Camus écrivait : « La polémique consiste à considérer l’adversaire en ennemi, à le simplifier et à refuser de le voir. Devenus aux trois quarts aveugles par la grâce de la polémique nous vivons dans un monde de silhouettes…». Oui, c’est ce théâtre d’ombre qui nous empêche de taire nos rancœurs et de travailler ensemble au nom de notre patrie.
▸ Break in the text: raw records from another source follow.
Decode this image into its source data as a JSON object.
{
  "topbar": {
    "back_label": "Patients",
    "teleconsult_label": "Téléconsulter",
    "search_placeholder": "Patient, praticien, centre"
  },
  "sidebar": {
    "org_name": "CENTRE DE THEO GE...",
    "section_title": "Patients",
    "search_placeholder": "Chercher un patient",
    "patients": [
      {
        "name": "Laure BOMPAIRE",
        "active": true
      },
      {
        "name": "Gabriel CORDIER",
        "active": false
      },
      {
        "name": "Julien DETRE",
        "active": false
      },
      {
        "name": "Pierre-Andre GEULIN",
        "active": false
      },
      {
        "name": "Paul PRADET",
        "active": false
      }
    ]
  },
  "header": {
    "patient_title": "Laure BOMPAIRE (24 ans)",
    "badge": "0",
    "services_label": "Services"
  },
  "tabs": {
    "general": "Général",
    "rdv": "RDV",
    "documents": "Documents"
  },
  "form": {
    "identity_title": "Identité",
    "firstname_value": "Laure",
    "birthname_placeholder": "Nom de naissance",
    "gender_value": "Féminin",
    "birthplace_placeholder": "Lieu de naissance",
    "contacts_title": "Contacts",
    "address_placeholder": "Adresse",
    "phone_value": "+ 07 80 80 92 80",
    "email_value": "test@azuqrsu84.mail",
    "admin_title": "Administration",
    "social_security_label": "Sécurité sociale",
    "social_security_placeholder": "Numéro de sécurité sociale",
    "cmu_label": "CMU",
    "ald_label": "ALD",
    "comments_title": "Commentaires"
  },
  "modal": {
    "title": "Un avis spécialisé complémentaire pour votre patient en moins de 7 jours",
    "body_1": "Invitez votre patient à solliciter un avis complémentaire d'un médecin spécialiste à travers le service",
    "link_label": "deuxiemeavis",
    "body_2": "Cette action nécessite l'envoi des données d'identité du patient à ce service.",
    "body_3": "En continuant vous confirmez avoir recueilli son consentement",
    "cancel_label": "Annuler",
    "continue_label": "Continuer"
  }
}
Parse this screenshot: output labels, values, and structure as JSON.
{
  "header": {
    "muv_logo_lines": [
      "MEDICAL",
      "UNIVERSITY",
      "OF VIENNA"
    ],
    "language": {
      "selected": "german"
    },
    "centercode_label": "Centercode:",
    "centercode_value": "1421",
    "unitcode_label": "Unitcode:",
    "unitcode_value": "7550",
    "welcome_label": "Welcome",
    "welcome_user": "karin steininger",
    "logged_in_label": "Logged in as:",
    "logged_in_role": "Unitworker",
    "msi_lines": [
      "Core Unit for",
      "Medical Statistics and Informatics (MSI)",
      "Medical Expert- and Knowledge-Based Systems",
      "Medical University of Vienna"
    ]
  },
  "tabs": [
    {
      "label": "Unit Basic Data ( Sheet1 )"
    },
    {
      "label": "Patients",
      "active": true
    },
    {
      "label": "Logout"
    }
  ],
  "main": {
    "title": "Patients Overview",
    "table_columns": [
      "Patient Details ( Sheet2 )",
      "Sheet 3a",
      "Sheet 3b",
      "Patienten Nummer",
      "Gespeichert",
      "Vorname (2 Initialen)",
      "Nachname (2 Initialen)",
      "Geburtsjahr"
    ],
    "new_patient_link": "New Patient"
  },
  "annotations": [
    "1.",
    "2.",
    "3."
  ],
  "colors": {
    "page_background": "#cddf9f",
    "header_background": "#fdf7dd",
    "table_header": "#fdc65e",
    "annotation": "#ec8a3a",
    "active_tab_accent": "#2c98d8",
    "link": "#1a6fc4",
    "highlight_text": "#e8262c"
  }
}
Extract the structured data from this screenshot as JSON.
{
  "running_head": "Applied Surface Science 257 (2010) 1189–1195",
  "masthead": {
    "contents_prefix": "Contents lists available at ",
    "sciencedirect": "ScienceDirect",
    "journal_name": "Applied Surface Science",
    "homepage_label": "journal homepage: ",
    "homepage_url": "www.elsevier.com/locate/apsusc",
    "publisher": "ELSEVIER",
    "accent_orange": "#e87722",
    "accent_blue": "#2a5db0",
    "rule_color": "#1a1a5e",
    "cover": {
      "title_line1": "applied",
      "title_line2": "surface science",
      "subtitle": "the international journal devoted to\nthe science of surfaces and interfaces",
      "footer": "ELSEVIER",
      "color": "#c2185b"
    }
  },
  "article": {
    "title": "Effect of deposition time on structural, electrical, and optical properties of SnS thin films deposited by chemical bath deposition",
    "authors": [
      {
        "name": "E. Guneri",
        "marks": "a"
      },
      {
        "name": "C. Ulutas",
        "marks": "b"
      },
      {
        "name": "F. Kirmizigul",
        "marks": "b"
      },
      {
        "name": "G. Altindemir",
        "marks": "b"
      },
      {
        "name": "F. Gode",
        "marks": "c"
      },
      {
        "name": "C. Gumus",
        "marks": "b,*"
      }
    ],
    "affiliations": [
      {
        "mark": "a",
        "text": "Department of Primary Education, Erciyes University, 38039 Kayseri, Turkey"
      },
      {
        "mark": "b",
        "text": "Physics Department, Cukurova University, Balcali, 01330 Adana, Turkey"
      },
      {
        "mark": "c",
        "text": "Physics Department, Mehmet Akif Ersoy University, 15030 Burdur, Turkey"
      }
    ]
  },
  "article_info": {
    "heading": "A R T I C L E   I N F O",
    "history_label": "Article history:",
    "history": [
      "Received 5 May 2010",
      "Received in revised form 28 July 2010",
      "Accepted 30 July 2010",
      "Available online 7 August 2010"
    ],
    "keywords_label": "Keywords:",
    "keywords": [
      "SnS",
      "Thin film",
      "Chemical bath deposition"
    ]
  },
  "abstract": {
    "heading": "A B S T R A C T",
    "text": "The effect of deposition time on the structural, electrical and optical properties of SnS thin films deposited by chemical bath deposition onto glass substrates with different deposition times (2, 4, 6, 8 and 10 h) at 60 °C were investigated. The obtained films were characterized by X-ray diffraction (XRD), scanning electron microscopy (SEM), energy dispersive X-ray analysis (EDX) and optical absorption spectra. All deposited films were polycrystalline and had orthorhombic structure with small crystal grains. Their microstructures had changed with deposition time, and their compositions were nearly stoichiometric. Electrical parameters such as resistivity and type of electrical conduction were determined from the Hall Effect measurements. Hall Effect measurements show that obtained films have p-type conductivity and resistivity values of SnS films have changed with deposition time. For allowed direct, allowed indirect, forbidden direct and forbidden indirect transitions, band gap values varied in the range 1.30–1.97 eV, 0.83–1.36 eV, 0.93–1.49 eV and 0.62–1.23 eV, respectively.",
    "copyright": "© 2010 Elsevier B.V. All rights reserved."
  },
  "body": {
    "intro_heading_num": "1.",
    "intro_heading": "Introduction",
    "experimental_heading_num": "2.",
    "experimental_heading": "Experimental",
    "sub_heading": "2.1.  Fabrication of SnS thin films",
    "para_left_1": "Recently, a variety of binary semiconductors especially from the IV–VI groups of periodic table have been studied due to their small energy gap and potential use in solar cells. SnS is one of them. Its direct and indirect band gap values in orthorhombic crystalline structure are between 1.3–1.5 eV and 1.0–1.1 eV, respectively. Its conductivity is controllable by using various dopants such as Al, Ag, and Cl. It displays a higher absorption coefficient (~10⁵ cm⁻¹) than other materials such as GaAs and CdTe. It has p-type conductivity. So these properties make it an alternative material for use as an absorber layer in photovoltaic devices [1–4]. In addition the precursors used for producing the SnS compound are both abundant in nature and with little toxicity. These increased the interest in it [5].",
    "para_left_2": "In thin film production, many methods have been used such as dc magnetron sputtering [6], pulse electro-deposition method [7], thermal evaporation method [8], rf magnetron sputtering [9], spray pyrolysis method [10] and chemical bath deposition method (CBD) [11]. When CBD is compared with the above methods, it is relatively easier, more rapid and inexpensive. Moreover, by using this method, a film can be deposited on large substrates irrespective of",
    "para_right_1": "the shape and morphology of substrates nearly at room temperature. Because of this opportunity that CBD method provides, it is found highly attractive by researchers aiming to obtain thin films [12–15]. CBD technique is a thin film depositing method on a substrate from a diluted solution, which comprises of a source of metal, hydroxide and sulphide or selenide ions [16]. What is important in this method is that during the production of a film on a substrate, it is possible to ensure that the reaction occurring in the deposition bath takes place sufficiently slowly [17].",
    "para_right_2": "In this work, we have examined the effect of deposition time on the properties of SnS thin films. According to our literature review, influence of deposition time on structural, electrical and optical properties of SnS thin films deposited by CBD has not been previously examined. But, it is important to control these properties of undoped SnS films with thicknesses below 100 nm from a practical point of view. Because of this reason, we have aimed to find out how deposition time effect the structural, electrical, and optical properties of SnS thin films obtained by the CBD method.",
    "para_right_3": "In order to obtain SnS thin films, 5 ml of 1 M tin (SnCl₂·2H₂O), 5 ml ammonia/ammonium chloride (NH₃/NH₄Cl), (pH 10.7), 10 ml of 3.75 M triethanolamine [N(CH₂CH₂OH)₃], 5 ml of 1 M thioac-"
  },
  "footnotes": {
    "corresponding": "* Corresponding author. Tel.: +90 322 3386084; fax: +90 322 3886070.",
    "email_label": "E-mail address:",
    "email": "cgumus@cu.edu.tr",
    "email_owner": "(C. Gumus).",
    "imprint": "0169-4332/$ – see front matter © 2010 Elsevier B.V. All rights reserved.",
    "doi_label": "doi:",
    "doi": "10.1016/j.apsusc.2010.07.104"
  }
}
Au Sénégal, Ousmane Sonko tient un discours de rupture, dénonce la corruption et fustige un gouvernement qui ne travaillerait pas pour le peuple, mais est-ce à l’émergence de leaders populistes que nous devrons notre salut ? Lors des élections, on voit régulièrement émerger des candidats avec des discours moins convenus, qui s’adressent à la jeunesse plutôt qu’aux élites dans la mesure où les jeunes constituent l’écrasante majorité de la population en Afrique. Ils veulent des avancées économiques et sociales, des emplois et des revenus. Ce sont aussi ces attentes qui se sont exprimées au Sénégal. Quoi de plus normal ?

Mais pourquoi cette violence, pourquoi ces insultes et qu’en pense la majorité silencieuse ? À moins qu’il faille habituer nos enfants en leur disant qu’il est bon d’injurier. Que tous les heurts et combats de coqs qui sèment le chaos dans la République sont les bienvenus dans le débat national.

Au moment où la nation doit unir toutes ses forces pour combattre la Covid-19, faire face à la crise économique engendrée par la pandémie, s’organiser pour sa transformation sociale, ces déchainements de haine fratricide n’ont d’autres effets que de nous tirer vers le bas, nous saper le moral et d’anéantir nos rêves de développement.